Ontario Law Reduces Brokerage Ownership Requirements

Written by Posted On Monday, 03 April 2006 17:00

Changes to Canadian real estate laws designed to improve consumer protection and satisfaction may also change the industry itself.

Property ownership and the real estate industry fall under provincial and territorial jurisdictions in Canada, so laws change at different paces and in different ways. For instance, Ontario’s real estate law now extends ownership of brokerages outside the province’s real estate community.

In “modernizing the regulatory regime” for real estate brokers, brokerages and salespersons, the government removed barriers to brokerage ownership that may impact the makeup of the industry. Many legal restrictions on ownership of Ontario brokerages ended March 31, 2006 when the new Real Estate and Business Brokers Act , 2002 (REBBA 2002) was proclaimed into law. Previous requirements for registration stated that 51% of the voting shares of a real estate corporation had to be held by a licensed real estate broker, who, when originally registered, had to have been a Canadian resident for at least one year.

“There is no requirement with respect to the nationality of who owns a brokerage,” said Gordon Smith, Senior Issues Management Analyst for the Communications Services Branch of the Ministry of Government Services . “Individual brokers and salespeople must be Canadian residents, but the ownership of the brokerage is not regulated from the perspective of the nationality or location of its owners. The Act's purpose is protection of the public, it is not intended to regulate foreign investment.”
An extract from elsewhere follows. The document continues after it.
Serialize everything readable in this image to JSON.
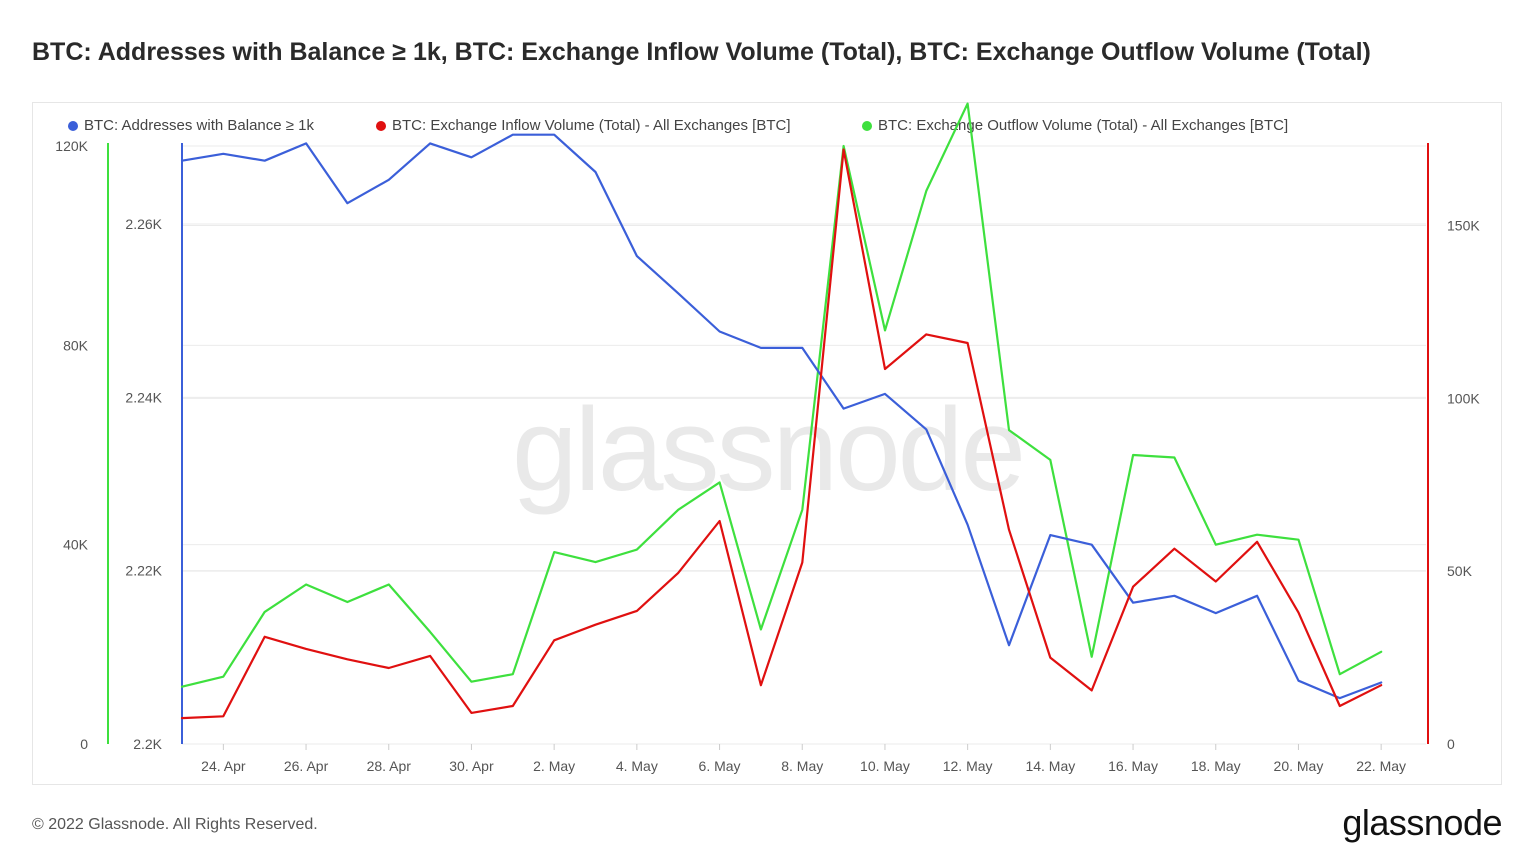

REBBA changes include the following:

  • The requirement for Canadian residency of those registering as a broker or salesperson continues, but the one year minium has ended.

  • Successful registration of a brokerage demands a broker of record and a trust account, but there is no requirement for brokerage owners to be Canadian residents or citizens, nor to be registered as brokers or salespersons.

  • Restrictions on brokers and salespersons that set the percentage of voting shares held at a 10% maximum and limited ownership in a brokerage that did not employ them have also been eliminated.

“Share ownership restrictions were seen as unnecessary limitations on business and therefore eliminated,” said Smith, explaining that, as a safeguard, brokerage registrations will be subject to an ‘interested persons’ test. “The identity of shareholders or associated shareholders who own or control 10% or more of the total number of all issued and outstanding equity shares must be disclosed to the Registrar.”

When the broker of record also owns the brokerage or has a controlling share in the corporation, that broker will have clout to back up decisions that comply with REBBA 2002 (“the Act”), but that might not align with corporate plans. However, when the broker of record is a merely an employee, what prevents the potential coercion of this individual by owners of the brokerage?

“Under the new Act, the broker of record is legally accountable for both themselves acting with honesty and integrity as a registrant under the Act, and for the compliance of the brokerage overall with the Act,” said Smith. “Individuals pressuring a broker of record, or any other registrant in the brokerage to act out of compliance with the law would be violating the terms of their registration and would run the danger of being revoked and barred from continuing work as brokers or salespeople in this sector. The new Act's provisions regarding the interlocking accountability of brokers, brokers of record and other brokers and salespeople actually establish stronger responsibility for overall honesty and compliance within brokerages and better address any sort of ‘collective bad action’ than did the previous Act.”

REBBA 2002 also broadens prohibitions against false or misleading advertising, includes provisions to prevent conflicts of interest and unethical behaviour, and increases fines up to C$50,000 for salespersons and C$250,000 for corporations. Significantly, the Code of Ethics has been included in the Act and, therefore, has the strength of law.

The Real Estate Council of Ontario” (RECO) administers REBBA 2002, overseeing licensing and disciplinary matters. In exercising strengthened powers for dealing with violations and “naming names,” RECO will publish notice of ongoing investigations against real estate registrants and brokerages, and of completed disciplinary actions.

REBBA 2002 has also changed Ontario’s real estate language:

  • Broker, which previously could refer to a company and to an individual, will only mean “an individual who has the prescribed qualifications to be registered as a broker under this Act and who is employed by a brokerage to trade in real estate.” [bullet] Brokerage is the corporation, partnership, sole proprietorship or other organization that trades in real estate and may employ real estate salespeople.

  • To recognize the concept of specialization, only individuals with the certification in a real estate specialization can legally use the term specialist. Brokerages cannot be specialists.

  • Broker of Record refers to the broker designated by the brokerage to ensure that the brokerage complies with the Act and its regulations. Neither a broker of record nor a broker are legally required to own any voting or other shares or stake in the brokerage.

Note: A real estate registrant without broker status, who must be employed by a brokerage to trade in real estate, will continue to be referred to exclusively as a real estate salesperson or sales representative.